Par ailleurs, quand le besoin en eau de l’arbre est trop élevé par rapport à l’eau disponible dans le sol et que les stomates ne sont pas totalement fermés, des bulles d'air se forment dans les vaisseaux de l'arbre et empêchent la conduction de l'eau, créant une embolie qu’on appelle cavitation. La sensibilité à la cavitation est très variable d’une espèce forestière à l’autre : certaines espèces comme les saules y sont très sensibles, d’autres comme les cyprès, adaptés à des climats chauds, sont plus résistantes.

La conjonction du manque de réserves, de la sensibilité face aux attaques diverses et du niveau de cavitation peut entrainer le dépérissement de l’arbre et à terme sa mort.

Face au stress hydrique, les arbres ripostent

En réponse au manque d'eau, les arbres déploient différentes stratégies de défense :

  • En refermant les stomates de leurs feuilles, sortes de "pores" qui permettent les échanges gazeux, les arbres diminuent leur transpiration.

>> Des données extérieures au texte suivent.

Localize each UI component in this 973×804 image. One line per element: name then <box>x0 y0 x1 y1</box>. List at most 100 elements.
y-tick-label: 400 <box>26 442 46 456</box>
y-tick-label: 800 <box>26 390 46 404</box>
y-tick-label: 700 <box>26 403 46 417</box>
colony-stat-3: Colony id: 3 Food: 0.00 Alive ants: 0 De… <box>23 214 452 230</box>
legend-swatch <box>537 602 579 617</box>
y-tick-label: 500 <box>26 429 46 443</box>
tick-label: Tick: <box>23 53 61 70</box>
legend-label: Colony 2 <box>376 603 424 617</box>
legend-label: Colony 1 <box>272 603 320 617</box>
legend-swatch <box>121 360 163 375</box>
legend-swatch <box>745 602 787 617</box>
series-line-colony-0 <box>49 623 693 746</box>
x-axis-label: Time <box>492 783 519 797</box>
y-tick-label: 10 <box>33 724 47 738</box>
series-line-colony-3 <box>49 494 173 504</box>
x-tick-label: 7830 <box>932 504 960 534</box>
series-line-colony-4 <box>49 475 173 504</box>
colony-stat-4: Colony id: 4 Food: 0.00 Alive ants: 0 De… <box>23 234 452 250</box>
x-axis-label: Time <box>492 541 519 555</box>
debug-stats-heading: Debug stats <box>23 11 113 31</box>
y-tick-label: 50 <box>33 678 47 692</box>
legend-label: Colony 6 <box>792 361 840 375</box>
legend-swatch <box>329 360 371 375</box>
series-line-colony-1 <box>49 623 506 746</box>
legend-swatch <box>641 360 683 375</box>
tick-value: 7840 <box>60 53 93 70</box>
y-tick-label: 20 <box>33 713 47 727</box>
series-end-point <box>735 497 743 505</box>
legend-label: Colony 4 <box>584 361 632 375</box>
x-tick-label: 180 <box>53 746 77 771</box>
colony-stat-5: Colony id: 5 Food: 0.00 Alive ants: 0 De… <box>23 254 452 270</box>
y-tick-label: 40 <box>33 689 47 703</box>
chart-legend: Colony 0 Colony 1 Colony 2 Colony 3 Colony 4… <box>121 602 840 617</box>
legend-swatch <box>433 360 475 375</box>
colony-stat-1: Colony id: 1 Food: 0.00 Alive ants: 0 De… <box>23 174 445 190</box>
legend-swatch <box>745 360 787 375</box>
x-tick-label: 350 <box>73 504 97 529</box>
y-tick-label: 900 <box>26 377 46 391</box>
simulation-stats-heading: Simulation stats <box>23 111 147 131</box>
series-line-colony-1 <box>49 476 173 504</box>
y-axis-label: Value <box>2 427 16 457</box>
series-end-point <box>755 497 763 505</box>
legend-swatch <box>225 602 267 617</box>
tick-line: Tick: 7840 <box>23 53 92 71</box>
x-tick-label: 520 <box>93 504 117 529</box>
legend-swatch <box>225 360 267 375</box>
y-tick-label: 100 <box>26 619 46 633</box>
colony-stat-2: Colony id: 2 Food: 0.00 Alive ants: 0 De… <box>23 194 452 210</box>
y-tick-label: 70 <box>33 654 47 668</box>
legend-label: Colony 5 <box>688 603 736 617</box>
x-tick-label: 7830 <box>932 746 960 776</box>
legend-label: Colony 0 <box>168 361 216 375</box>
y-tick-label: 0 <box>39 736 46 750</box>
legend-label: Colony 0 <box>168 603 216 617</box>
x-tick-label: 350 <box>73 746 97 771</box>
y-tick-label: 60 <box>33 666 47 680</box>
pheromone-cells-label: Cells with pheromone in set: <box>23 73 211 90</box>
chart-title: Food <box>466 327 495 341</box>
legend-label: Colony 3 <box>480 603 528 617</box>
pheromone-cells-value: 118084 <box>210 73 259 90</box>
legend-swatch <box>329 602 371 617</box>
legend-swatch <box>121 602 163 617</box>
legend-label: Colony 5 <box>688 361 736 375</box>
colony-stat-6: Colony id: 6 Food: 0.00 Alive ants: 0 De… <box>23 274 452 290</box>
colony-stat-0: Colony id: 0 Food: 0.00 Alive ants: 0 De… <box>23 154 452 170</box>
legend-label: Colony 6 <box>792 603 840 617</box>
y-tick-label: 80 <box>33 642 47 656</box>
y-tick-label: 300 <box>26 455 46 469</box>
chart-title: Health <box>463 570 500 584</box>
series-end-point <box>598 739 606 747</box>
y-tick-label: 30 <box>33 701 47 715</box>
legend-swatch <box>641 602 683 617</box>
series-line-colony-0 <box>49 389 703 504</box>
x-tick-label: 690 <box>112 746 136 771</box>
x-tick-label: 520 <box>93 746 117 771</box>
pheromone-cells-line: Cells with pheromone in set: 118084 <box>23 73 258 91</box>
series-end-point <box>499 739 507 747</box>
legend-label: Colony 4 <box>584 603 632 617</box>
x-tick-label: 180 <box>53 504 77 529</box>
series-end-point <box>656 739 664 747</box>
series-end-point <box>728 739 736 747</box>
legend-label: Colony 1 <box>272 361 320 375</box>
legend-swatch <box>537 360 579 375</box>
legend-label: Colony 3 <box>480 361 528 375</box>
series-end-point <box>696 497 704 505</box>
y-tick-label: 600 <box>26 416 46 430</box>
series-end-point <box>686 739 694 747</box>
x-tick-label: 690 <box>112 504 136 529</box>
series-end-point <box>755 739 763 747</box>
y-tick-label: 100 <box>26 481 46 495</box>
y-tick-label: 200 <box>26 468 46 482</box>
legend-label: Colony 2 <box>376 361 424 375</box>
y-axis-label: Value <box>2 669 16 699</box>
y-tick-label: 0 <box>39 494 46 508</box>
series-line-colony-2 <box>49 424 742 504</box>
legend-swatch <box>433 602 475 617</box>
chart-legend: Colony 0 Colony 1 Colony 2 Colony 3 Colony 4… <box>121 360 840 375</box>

Mais cela se fait au prix d'un ralentissement de la photosynthèse et donc, de leur croissance.
  • En faisant sécher et tomber prématurément leurs feuilles. Cela réduit de fait les pertes en eau en limitant le phénomène d'évapotranspiration. Mais ce n’est valable que pour certaines espèces.
  • En s’enracinant profondément, certaines essences disposent d’éléments conducteurs de la sève plus résistants à l’apparition de bulles d’air dans la colonne d’eau. Ces adaptations permettent à l’arbre de maintenir une certaine ouverture des stomates mais elles se font au détriment de la croissance.
  • En éliminant les arbres les plus vulnérables au profit des plus résistants. Ce qui à long et très long terme permet aux nouvelles générations de développer des particularités (taille, forme, enracinement) adaptées à cet environnement plus sec. Cependant ces mécanismes sont à une échelle de temps qui risque de ne pas être compatible avec la vitesse d’évolution du climat et donc des sécheresses.

L’enjeu de la recherche

Face à l’amplification des phénomènes de sécheresse, l’ensemble de la communauté forestière et notamment les organismes de recherche-développement, se mobilisent pour comprendre plus en détail les interactions entre la forêt, le sol et l’eau. 

S’ajoute à cela l’impact des canicules, phénomènes de chaleurs extrêmes, qui sont de plus en plus courants. Le rôle de ces pics de chaleur dans certains dépérissements est assez mal connu et concentre l’attention actuelle des chercheurs.

Trouver des réponses pour maintenir une forêt résiliente est une priorité absolue. C’est ce à quoi s’emploie l’ONF à travers sa "stratégie changement climatique" au sein du département RDI, avec les "correspondants changements climatiques" au sein des directions territoriales, et avec toutes ses équipes déployées sur le territoire.

La photosynthèse

La photosynthèse est un processus spécifique au végétaux (plantes ou algues) qui leur permet de constituer des réserves, tout d’abord sous forme de sucre (qui constituent ses réserves) puis sous forme de bois. Pour que ce mécanisme puisse s’opérer, il est nécessaire que l’arbre bénéfice de lumière qui apporte l’énergie pour transformer l’eau et le CO2 en oxygène et sucre.

Cette réaction qui s’effectue dans les cellules des feuilles a l’énorme avantage de nous apporter l’oxygène nécessaire à la respiration et donc à la vie tout en absorbant du CO2, ce qui contribue à limiter l’effet de serre et les changements climatiques.